Architecture student crowned Future Thinker of the Year
Victoria University of Wellington’s Eloise Blewden has been recognised by the New Zealand Green Building Council (NZGBC) at the NZGBC’s annual awards evening
The Future Thinker of the Year acknowledges a student or young professional who demonstrates environmental knowledge and leadership and recognises their success and passion for greener, better buildings.
Eloise, who is a fourth-year Master of Architecture student, won over judges – and beat three other contestants to the award– when she presented her vision for New Zealand.
“The four finalists were inspiring, with clear and compelling ideas for positive change in our sector,” said 2021 Future Thinker of the Year Meredith Dale, who was a judge at the event “This is a great opportunity for Eloise and all our Future Thinkers to connect, collaborate and build our growing community of Future Thinkers making positive change across Aotearoa.”
As the Future Thinker of the Year, Eloise won the chance to present and participate in events and speaking engagements, including the Sustainable Housing Summit.
Eloise, a self-proclaimed “green building enthusiast”, is passionate about designing more sustainable buildings, but believes the path to a greener New Zealand starts in the classroom.
“I believe we need to approach climate action more holistically by focusing on change through education, which in turn will foster inter-generational change.
“We have the knowledge and skills on how to design and build better for our people and planet.

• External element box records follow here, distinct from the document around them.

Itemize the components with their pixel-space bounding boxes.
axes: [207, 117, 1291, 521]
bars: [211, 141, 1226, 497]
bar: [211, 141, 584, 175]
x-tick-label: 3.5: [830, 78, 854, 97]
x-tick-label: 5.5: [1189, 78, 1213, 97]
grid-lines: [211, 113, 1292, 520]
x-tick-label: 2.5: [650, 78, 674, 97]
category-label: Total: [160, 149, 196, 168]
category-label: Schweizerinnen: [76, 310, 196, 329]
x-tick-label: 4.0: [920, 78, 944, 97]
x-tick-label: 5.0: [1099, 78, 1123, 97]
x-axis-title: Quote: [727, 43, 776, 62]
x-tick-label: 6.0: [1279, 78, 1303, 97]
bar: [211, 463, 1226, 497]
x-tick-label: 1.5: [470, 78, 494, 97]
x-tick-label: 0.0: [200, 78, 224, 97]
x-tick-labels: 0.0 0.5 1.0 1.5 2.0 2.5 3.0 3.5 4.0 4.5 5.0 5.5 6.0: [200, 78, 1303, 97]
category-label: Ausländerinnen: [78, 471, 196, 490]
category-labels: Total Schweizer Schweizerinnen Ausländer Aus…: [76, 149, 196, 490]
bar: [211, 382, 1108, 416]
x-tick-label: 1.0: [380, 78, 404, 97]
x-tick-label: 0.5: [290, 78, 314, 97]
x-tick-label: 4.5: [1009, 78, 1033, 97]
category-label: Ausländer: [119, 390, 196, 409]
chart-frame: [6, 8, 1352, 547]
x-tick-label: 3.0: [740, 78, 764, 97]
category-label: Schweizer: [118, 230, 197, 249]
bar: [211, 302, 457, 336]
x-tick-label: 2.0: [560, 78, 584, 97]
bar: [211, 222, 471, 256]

So, let’s teach our next generation of architects how to design and build this way, to prioritise kaitiakitanga (guardianship and protection of the environment).

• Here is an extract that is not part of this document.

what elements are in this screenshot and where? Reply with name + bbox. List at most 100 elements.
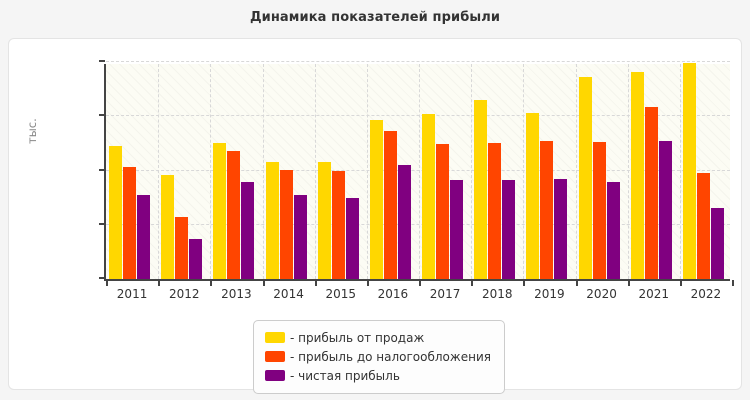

“I am campaigning for this very change within my own university by involving myself in conversations about integrating sustainability and green building papers into core courses.”
In addition to her work on campus, Eloise carried out a research project with WSP consultancy and Victoria University which focused on helping schools implement behaviour actions that reduces their environmental impact and allows them to become carbon-neutral.
What the future entails
So, what will 2022’s Future Thinker of the Year focus on moving forward?

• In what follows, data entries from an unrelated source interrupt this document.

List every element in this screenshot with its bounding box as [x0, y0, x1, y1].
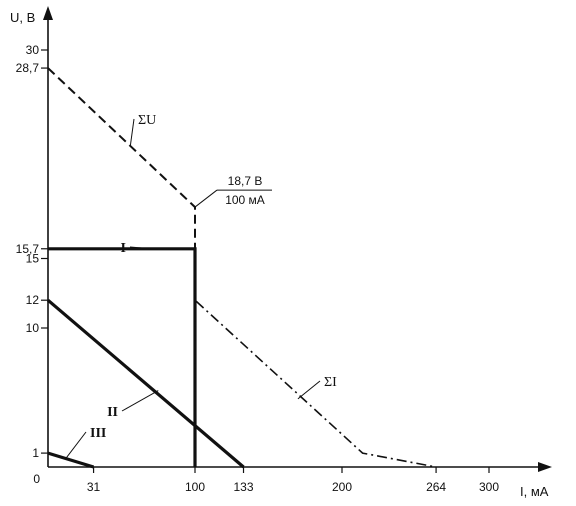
callout-leader-sigma-u: [129, 118, 135, 146]
series-label-iii: III: [90, 426, 106, 441]
y-tick-label-1: 1: [32, 446, 39, 460]
y-tick-label-10: 10: [26, 321, 40, 335]
y-tick-label-28-7: 28,7: [16, 61, 40, 75]
y-tick-label-30: 30: [26, 43, 40, 57]
y-axis-label: U, В: [10, 10, 35, 25]
callout-leader-ii: [121, 390, 159, 412]
series-label-i: I: [121, 241, 126, 256]
x-axis-label: I, мА: [520, 484, 549, 499]
x-axis-arrow: [538, 462, 552, 472]
axes-layer: [43, 6, 552, 472]
series-sigma-u-line: [47, 67, 196, 467]
series-label-ii: II: [107, 405, 118, 420]
y-tick-label-12: 12: [26, 293, 40, 307]
series-label-sigma-u: ΣU: [138, 113, 156, 128]
series-layer: [46, 67, 437, 469]
origin-label: 0: [33, 472, 40, 486]
callout-leader-i: [129, 246, 151, 250]
x-tick-label-200: 200: [332, 480, 352, 494]
annotation-voltage-text: 18,7 В: [228, 174, 263, 188]
annotation-leader: [194, 189, 218, 208]
series-iii-line: [47, 451, 95, 469]
callout-leader-iii: [65, 431, 87, 459]
callout-leader-sigma-i: [297, 380, 321, 400]
annotation-18-7v-100ma: 18,7 В 100 мА: [194, 174, 272, 208]
x-tick-label-300: 300: [479, 480, 499, 494]
series-label-sigma-i: ΣI: [324, 375, 337, 390]
x-tick-label-100: 100: [185, 480, 205, 494]
series-i-line: [48, 247, 197, 467]
y-axis-arrow: [43, 6, 53, 20]
x-tick-label-133: 133: [233, 480, 253, 494]
y-tick-label-15: 15: [26, 252, 40, 266]
x-tick-label-264: 264: [426, 480, 446, 494]
series-ii-line: [46, 298, 245, 469]
annotation-current-text: 100 мА: [225, 193, 265, 207]
y-tick-label-15-7: 15,7: [16, 242, 40, 256]
x-tick-label-31: 31: [87, 480, 101, 494]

“I have always been passionate about holistic sustainability and, throughout the course of my degree, have started to direct this passion into sustainability within the built environment. I am interested in low carbon, low waste, prefabricated and passively designed buildings. I aim to delve further into the green building field next year when I complete my thesis.”
Under Construction has recently highlighted several research projects that green building enthusiasts might find interesting. . Earlier this year, a University of Canterbury study found that seaweed could be used in a new plasterboard product.
Andy (Mihong) Park, a student at the university, won a $20,000 commercialisation award to continue research and development of his seaweed plasterboard.
Meanwhile, research has began into the use of 3D printed concrete to create for sustainable buildings.